One solution might be to remove the SIPs from the exchanges’ control, if for no other reason than to remove the conflict of interest, said Aite’s Weiss. “Take the purview for the SIP outside market operators,” he said, adding that, if necessary, regulators could also slow down direct exchange feeds so that they didn’t beat the SIPs to the delivery of information. “The SIP is basically everybody’s feed, so make it everybody’s feed,” he said.

The Offenders
While it may seem to the parties complaining about high-frequency trading that the approach of regulators toward the issue has been too laissez-faire, both the SEC and the Commodity Futures Trading Commission have brought charges against firms for using HFT practices in ways the agencies viewed as deliberately deceptive.

In November, the CFTC charged HFT firm DRW Investments with manipulative practices in the IDEX USD three-month interest rate swap futures contract. The closing price of the product is often determined during a 15-minute settlement window, and on 118 different days, DRW manipulated the price of the contract by placing multiple erroneous bids, the CFTC said. The practice, which is similar to quote spanning or spoofing, netted DRW $20 million, the agency said.
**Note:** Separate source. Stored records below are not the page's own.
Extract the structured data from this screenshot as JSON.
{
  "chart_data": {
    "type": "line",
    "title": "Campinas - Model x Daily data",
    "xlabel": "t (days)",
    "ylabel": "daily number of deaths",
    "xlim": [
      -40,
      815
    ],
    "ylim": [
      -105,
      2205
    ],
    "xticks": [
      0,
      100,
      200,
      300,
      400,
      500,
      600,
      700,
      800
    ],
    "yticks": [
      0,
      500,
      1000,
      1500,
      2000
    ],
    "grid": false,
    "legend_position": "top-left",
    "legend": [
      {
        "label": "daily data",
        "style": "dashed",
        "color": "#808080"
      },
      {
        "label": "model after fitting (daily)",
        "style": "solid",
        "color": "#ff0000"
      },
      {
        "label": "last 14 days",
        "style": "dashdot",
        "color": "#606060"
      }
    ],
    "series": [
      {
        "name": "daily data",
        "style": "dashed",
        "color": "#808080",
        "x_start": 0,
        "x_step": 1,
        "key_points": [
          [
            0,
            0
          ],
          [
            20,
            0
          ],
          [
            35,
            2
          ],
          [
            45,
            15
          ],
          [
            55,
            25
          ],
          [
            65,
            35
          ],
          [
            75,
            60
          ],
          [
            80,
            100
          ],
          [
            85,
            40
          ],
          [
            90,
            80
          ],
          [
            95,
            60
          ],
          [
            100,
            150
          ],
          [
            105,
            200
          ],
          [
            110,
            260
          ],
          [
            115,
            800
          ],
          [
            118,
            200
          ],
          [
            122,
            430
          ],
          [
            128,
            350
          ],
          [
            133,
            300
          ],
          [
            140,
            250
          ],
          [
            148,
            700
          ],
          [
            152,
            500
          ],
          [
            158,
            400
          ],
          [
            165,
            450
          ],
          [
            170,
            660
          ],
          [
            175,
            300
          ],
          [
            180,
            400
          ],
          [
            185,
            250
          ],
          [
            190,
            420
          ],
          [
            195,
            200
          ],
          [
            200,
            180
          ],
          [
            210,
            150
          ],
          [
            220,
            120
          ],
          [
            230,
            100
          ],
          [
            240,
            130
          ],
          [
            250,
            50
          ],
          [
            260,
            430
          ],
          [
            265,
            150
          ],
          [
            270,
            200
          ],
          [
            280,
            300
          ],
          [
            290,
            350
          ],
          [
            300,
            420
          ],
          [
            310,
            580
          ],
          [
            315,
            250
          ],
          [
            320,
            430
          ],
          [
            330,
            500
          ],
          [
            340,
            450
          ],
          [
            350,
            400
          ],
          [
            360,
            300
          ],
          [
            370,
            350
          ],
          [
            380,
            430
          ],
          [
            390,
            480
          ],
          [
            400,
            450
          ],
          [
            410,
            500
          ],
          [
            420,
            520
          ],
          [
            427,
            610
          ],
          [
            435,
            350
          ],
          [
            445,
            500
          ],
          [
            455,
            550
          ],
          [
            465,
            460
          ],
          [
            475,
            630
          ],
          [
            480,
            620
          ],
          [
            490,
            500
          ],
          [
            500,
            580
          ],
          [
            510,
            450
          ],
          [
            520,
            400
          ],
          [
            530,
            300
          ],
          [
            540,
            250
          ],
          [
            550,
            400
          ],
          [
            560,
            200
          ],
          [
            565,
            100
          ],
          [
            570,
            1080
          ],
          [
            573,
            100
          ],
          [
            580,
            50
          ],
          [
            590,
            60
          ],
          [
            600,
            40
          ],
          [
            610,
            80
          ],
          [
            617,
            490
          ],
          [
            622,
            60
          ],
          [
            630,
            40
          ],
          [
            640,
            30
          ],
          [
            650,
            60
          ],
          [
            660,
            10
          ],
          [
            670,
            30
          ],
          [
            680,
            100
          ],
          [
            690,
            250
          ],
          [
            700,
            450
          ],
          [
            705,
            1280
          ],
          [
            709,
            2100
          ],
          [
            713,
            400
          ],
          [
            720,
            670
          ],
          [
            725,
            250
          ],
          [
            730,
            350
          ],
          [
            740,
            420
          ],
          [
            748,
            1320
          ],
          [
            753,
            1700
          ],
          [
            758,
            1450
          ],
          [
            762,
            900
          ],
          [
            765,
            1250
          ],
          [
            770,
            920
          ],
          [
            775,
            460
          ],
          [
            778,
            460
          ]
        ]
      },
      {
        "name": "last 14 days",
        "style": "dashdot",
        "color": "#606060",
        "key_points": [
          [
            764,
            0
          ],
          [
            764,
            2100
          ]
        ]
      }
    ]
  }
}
In April, the SEC charged owners of Visionary Trading with manipulating the national best bid and offer, or NBBO, for certain stocks, alleging that a co-owner of the firm deliberately sent false signals to the market through a process of placing and canceling orders he never planned on executing.

The SEC has also recently completed an equity market structure literature review on HFT, which synthesized and summarizes 31 research papers on the topic of high-frequency trading. The review is an attempt to collect a broad cross-section of perspectives on the effect of HFT on the markets, though in several cases, the results of different papers contradict each other.

Meanwhile, Narang maintains that high-frequency traders are simply playing the role that liquidity providers have always played in the market. The only difference is that in today’s markets, that role must be played at mind-boggling speeds.

“Even 30 years ago, people who were making market on exchanges traded with high frequency-they wanted to turn their inventory over as quickly as possible to try to capture as much of the bid-ask spread as they could,” Narang said. “Nothing has really changed except the extent that computers are involved in that business model.”